Even if Clemens walks free, he will wear the Scarlet S. And accordingly, perhaps the most surefire Hall of Famer of his generation no longer has the no-doubt case of Derek Jeter and Mariano Rivera and …

9. Albert Pujols, who has Koufax'd himself in with just 12 years in the major leagues. You wouldn't know looking at Pujols thus far: his zero home runs and .243 batting average and .324 slugging percentage – which ranks 159th in baseball among the 231 hitters with at least 25 plate appearances.

It's also tied with Jose Bautista's, and, like Pujols, Bautista will be fine. He'll hit plenty of home runs and drive in lots of runs and do his Pujolsian thing.
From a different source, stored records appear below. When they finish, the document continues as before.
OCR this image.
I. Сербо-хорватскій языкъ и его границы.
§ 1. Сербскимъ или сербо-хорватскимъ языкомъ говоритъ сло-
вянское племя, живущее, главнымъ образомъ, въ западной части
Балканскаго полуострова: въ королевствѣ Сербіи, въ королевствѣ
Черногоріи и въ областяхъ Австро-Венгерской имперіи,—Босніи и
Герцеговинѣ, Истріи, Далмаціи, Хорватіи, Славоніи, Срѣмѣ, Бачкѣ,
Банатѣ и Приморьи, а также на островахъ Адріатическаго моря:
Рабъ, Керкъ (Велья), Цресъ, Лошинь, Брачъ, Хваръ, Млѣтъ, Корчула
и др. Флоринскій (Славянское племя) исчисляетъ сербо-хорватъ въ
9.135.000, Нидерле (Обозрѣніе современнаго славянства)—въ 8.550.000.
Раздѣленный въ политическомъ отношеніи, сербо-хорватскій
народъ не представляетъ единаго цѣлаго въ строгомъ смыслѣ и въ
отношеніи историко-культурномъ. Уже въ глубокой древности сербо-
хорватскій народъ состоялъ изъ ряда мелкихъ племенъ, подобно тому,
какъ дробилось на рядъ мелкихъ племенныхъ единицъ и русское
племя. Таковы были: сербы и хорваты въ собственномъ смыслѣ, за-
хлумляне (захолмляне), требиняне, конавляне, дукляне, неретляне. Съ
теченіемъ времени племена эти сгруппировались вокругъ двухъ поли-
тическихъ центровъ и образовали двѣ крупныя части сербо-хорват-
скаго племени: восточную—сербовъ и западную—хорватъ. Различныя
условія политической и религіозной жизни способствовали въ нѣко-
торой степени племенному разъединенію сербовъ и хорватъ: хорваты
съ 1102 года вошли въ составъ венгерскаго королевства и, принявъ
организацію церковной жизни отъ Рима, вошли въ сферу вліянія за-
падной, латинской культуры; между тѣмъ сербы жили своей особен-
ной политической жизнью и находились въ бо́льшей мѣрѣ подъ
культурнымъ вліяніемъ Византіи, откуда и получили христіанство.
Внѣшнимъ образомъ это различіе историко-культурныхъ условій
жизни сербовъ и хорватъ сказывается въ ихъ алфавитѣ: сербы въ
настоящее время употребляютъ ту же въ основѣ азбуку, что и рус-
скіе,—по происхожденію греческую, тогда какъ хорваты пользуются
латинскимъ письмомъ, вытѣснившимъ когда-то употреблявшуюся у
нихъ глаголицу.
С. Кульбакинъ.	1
Will he do it $240 million worth over the next 10 years? Probably not, though Arte Moreno gifted him a quarter-billion dollars not as much for 2021 as a championship in '12 or '13. These Angels, after getting beaten around by the Yankees on Sunday night, aren't quite yet blazing toward the former.

And yet by now, whether it's because of Chris Shelton or …

10. Matt Kemp in 2010, we should know: April often is a mirage.

Yeah, we said Kemp. We've seen almost this very performance before. Two years ago, Kemp's numbers over his first 10 games were .333/.385/.756 with five homers and 15 RBIs. And that ended up being the worst year of his career, one plagued by ineffectiveness on offense (a .310 OBP), defense (a dreadful covering of center field) and drama (Rihanna tends to be a nice distraction).

However misleading the performance in 2010, this one is real – a lot more real than the Dodgers' 9-1 record. No, Kemp isn't going to hit 97 home runs and score 259 runs. His slugging percentage won't have a dot in the middle, let alone a 7 or 8 as the first number. For all he can't do, one thing is evident.

Right now, there's no better player in baseball.